O aniversário de Vitinho estava se aproximando. Onze anos. Não era todo dia que alguém completava onze anos. Era com essa idade que as pessoas iam para Hogwarts. Era com essa idade que os meninos começavam a capturar Pokémons. E ele ainda acreditava veementemente que isso poderia acontecer.
Mas só a idéia de uma festa já o deixava empolgado. Pena que ele não ia poder ver nada do que iria acontecer. Ele não era capaz. Um acidente lhe tirara a visão quando ainda era apenas um bebê. Não tinha uma lembrança visual sequer. Quando se esforçava, lembrava apenas de um borrão preto. E nada mais.
Só que isso não iria impedir que ele aproveitasse ao máximo seu aniversário. Já estava tudo preparado em meados de março. Os pedidos já haviam sido feitos e Vítor sinceramente esperava que seus pais atendessem todos. Eram coisas simples, como um peão, uma pokébola, um ursinho de pelúcia novo, um videogame, um computador, um carrinho de controle remoto...
Por volta do dia 25, seu pai chegou e lhe deu uma notícia bastante inesperada:
- Vitinho, você não vai acreditar no que o seu pai encontrou.
- O que você encontrou? – perguntou o menino empolgado.
- Eu encontrei um colírio que vai resolver todos os seus problemas. Com apenas algumas gotas, ele é capaz de fazer qualquer criança cega enxergar. É a mais alta tecnologia disponível no Brasil.
- Me dá pai! Eu quero esse colírio agora!
- Calma – tranqüilizou o pai – vou pingá-lo no dia do seu aniversário, quando a família estiver toda reunida, quando todos os seus amiguinhos estiverem por aqui.
O menino saiu empolgado. Ia poder ver. Ver como era seu rosto, seu corpo. Ver se ele se parecia com seu pai ou com sua mãe. Ver o céu, as árvores, os cachorros, os patos, os leões, o Pikachu, sua professora, seus amigos, sua bengala, seus óculos escuros, as flores, enfim... tudo!

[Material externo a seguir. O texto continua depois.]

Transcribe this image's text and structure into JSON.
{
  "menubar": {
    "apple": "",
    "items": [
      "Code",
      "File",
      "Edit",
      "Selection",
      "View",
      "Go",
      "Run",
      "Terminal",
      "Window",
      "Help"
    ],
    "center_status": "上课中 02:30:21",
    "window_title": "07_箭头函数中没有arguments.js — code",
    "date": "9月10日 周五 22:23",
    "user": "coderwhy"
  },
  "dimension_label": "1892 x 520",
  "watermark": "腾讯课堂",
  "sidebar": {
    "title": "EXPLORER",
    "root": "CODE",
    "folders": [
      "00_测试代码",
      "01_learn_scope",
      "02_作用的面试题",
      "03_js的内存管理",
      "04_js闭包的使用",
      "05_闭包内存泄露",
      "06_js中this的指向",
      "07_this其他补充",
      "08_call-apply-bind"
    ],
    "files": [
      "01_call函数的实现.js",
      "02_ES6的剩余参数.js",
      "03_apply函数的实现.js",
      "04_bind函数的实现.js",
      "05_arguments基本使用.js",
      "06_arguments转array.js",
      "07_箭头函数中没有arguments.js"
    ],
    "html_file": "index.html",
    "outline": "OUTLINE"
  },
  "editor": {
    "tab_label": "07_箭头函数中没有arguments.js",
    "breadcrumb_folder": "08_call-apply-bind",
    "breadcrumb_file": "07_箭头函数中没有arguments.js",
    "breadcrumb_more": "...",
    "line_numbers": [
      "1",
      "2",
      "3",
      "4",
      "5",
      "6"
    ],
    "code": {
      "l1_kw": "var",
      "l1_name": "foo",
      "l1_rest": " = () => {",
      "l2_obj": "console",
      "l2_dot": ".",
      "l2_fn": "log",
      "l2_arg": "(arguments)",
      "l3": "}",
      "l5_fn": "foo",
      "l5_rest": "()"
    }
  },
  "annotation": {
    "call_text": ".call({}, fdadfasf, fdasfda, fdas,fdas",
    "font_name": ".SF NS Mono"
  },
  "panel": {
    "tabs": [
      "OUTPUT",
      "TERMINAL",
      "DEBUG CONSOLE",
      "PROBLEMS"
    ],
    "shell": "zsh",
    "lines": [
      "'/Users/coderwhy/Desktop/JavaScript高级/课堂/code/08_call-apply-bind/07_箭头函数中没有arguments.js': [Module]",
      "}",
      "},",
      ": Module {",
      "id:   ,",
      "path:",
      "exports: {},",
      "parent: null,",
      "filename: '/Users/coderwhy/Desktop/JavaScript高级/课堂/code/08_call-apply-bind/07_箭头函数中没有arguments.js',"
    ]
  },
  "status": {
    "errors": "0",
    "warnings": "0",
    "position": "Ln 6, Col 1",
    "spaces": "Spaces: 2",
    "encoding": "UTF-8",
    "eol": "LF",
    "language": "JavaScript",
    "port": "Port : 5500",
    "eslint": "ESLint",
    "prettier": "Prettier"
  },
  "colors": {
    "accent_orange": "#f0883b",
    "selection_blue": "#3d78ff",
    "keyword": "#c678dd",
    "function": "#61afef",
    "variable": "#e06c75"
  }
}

Mal podia esperar pela data simbólica. Não conseguia dormir direito. Dia 26 passou muito devagar. Dia 27 não queria passar nem com muita reza. Dia 28 custou para terminar. O garoto não conseguia mais se concentrar em suas aulas, nem mesmo assistir desenhos o empolgava.
Dia 31 chegou vagarosamente:
- Pai! Pai! Pai! É amanhã! Por favor, pinga o colírio nos meus olhos para que eu possa ver as pessoas na minha festinha.
- Calma filho. Quando o relógio apitar hoje pela última vez, vamos estar todos reunidos para ver esse momento histórico.
Bem próximo da meia noite, Vítor já estava sentado, esperando. Conseguia sentir as pessoas se aproximando e ficando ao seu redor. Eram muitos e, pelas vozes, não havia faltado ninguém. Escutava as vozes dos seus amigos, dos parentes e professores. Quanto mais rápido chegasse a hora, mais rápido ele poderia vê-los.
Piii, Piii, Piii, Piii, Piii, Piii, Piii, Piii, Piii, Piii...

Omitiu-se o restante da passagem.